The company’s profit tumbled to $5.2 million, or 64 cents a share, from $31.5 million, or $4.07 a share, in the year-ago period. Revenue remained level at $959.1 million and operating expenses were also flat.
Discontinued operations, which posted a year-ago profit of $17.6 million, swung to a loss of $1.4 million.
The quarter also was weighed down by restructuring at Washington Post’s Kaplan division, the largest top-line contributor. The company is merging some campuses and halting enrollments at others, moves that are expected to cost $18 million in restructuring charges in the second half of 2013.
In the latest period, the education division narrowed its operating loss but posted a 3% decline in revenue to $527.8 million. Enrollment slid 8.3% excluding closed campuses, or 12% overall.

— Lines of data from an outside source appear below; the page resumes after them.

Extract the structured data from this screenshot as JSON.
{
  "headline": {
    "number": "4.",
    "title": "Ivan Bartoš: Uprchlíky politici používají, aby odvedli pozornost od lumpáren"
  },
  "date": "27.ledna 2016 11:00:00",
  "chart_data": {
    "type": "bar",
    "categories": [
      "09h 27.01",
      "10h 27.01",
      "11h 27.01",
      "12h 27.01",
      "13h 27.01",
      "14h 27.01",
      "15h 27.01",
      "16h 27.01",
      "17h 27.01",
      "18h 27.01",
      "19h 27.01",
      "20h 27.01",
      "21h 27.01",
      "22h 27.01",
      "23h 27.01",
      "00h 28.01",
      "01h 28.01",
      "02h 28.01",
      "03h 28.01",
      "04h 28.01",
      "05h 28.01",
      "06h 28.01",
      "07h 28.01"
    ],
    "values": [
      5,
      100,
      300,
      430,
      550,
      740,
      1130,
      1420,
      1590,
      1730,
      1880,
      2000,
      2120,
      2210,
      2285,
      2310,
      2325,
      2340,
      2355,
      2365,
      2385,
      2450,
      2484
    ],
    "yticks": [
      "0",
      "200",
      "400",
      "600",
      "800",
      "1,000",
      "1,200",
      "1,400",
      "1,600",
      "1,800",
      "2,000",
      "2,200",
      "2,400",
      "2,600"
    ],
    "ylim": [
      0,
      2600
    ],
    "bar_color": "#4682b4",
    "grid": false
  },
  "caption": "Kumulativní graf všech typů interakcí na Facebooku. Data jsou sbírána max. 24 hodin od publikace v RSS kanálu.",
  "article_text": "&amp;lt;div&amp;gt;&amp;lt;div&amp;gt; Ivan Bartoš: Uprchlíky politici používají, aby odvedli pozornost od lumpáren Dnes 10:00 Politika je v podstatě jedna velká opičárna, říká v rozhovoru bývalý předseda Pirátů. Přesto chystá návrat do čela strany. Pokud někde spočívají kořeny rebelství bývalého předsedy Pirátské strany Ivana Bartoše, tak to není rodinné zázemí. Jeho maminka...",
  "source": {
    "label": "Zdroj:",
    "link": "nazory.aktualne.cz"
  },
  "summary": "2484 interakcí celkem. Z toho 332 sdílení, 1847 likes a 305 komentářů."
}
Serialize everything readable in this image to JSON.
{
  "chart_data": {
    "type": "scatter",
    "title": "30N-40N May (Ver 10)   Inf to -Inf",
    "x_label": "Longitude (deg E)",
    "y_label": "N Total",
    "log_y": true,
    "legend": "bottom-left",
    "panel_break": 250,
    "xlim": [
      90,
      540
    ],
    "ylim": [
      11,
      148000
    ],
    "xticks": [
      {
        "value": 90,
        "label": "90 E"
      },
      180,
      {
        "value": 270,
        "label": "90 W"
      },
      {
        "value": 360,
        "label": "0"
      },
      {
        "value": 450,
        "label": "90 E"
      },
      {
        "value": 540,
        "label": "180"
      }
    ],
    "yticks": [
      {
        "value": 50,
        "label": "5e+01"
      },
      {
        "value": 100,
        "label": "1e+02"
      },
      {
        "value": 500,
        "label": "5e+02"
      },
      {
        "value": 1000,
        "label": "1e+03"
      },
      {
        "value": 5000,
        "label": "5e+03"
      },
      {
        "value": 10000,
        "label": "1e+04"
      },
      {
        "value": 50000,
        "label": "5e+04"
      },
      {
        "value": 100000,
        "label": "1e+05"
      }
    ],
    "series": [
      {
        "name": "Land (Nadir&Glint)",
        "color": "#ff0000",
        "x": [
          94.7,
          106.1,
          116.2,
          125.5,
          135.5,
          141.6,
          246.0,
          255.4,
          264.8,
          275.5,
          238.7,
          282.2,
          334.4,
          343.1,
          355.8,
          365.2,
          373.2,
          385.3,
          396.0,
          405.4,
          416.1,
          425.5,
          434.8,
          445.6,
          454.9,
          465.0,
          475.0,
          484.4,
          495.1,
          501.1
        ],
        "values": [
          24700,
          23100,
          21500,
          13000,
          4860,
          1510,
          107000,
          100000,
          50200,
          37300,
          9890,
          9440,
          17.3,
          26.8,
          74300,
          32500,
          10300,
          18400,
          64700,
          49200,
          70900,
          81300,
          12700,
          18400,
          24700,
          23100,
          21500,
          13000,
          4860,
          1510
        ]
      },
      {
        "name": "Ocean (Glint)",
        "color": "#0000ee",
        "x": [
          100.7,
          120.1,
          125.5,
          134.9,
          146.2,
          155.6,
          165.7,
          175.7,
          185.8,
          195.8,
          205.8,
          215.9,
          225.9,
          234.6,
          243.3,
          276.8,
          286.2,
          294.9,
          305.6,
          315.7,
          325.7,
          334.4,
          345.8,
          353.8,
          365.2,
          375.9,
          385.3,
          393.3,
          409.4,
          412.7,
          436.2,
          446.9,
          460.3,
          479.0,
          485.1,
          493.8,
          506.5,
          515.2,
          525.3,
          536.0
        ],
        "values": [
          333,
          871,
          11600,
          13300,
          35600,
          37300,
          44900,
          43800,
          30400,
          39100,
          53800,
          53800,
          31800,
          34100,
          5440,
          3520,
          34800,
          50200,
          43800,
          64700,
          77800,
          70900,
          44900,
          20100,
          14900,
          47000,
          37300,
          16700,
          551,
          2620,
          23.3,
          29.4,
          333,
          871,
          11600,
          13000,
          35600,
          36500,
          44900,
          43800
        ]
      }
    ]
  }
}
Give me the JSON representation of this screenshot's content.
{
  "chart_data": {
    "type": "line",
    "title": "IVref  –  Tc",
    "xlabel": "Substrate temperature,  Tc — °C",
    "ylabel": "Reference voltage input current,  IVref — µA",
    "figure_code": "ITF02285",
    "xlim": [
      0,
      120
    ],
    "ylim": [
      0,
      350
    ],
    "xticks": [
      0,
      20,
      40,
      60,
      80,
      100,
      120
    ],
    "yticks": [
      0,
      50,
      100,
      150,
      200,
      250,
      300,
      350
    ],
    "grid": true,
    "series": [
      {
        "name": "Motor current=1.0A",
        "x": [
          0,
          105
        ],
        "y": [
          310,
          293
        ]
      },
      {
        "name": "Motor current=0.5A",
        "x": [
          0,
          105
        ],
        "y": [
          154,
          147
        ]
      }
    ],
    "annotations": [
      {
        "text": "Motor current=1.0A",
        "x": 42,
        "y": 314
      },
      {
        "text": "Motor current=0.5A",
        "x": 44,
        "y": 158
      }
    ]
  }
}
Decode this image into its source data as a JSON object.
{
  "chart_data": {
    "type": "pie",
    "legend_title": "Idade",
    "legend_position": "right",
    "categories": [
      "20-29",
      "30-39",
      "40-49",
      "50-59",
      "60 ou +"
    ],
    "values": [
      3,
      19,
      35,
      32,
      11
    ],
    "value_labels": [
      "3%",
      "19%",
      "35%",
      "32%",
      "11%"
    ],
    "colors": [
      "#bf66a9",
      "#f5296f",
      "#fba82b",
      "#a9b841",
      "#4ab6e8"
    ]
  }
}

Washington Post said its newspaper-publishing segment saw revenue fall 4%, as print advertising revenue from the namesake paper decreased 8% to $48.6 million. Daily and Sunday circulation fell 7.2% and 7.7%, respectively.
Online publishing revenue, which largely includes washingtonpost.com and Slate, rose about 8% to $25.8 million amid a 16% increase in display online advertising revenue. Online classified advertising revenue fell 6%.
The cable television business recorded revenue growth of 5.2%.
Shares were trading 1.15% lower at $447.30 in early morning trading.